How Do We Know the Answer Is Not 43?

Note: This is a guest post at recomputation.org by two hyper-intelligent pandimensional little white mice,
Benjy Mouse and Frankie Mouse.

In all of time and space, the most famous abstract to a scientific paper is that written by
Fook, Loonquawl, Lunkwill and Phouchg:

“In this paper we show that The Answer to the ultimate question of life, the universe, and everything is 42. The Answer was found through
computational experimentation requiring 7.5×106 years (wallclock time) of the Deep Thought computer. As an interesting avenue for future research we propose investigations into what the ultimate question of life, the universe and everything actually is. We propose designs for a computer called Earth to calculate this question and estimate the required wallclock time for its computation at 107 years.”

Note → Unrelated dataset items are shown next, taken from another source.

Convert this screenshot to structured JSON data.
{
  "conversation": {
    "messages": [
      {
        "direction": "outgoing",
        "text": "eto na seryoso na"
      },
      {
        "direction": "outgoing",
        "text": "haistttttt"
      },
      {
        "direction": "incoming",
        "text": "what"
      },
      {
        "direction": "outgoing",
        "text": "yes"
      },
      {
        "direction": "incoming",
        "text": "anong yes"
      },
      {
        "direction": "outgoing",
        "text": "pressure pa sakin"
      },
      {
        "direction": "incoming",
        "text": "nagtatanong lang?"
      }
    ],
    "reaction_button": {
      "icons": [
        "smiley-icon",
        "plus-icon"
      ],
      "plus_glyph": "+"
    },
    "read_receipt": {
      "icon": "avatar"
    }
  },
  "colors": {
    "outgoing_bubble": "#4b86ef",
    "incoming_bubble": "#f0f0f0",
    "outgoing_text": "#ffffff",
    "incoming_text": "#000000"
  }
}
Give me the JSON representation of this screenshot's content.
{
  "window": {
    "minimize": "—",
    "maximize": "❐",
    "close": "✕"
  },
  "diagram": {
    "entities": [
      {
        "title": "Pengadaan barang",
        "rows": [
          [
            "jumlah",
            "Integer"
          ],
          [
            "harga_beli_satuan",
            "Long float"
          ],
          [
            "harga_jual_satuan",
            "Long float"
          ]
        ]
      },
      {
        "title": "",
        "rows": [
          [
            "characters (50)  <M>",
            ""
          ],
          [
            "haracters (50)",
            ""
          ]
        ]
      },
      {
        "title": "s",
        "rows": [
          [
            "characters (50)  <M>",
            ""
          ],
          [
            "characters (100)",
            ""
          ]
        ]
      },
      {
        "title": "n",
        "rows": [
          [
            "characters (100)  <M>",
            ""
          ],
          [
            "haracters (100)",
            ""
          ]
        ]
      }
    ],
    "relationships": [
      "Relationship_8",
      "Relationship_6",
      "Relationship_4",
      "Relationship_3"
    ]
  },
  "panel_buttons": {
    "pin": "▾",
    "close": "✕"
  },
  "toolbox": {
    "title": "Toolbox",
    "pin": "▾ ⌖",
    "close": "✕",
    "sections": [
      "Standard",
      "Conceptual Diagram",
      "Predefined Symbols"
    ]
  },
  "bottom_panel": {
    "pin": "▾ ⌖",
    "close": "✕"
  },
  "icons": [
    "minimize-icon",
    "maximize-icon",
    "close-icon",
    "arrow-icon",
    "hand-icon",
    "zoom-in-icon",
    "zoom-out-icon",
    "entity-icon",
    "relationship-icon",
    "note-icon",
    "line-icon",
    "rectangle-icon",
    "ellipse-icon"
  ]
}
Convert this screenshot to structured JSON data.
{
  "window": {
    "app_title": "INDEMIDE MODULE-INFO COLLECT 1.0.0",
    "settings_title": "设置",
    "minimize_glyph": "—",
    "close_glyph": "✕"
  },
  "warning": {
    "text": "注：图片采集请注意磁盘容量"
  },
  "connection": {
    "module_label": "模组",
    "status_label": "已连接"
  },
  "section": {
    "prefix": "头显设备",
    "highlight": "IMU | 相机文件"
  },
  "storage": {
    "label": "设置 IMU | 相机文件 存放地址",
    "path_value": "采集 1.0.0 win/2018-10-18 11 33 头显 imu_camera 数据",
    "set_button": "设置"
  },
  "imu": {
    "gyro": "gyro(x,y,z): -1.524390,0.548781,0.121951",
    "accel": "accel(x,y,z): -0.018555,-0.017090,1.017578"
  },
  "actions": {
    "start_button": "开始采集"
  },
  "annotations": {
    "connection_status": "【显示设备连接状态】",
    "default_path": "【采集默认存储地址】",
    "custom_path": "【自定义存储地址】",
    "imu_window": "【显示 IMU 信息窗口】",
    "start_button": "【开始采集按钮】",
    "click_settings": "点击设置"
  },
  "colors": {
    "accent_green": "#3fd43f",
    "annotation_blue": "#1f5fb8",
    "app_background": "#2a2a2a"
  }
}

In this post we ask the following simple question: How do we know The Answer is not 43?
To our great surprise, we have concluded that we have no way of knowing, due to lax practice by the original experimenters. We suggest that Fook, Loonquawl, Lunkwill and Phouchg’s paper should be retracted. And we report on actions we are taking to terminate an ongoing computational experiment that we now regard as worthless.

Saying that The Answer is not known is radical. More than 300,000 generations of schoolchildren have been taught by computer teaches that The Answer is 42. But we feel we must be open about this.
Without confidence that the answer is 42, we cannot understand The Question when it is found.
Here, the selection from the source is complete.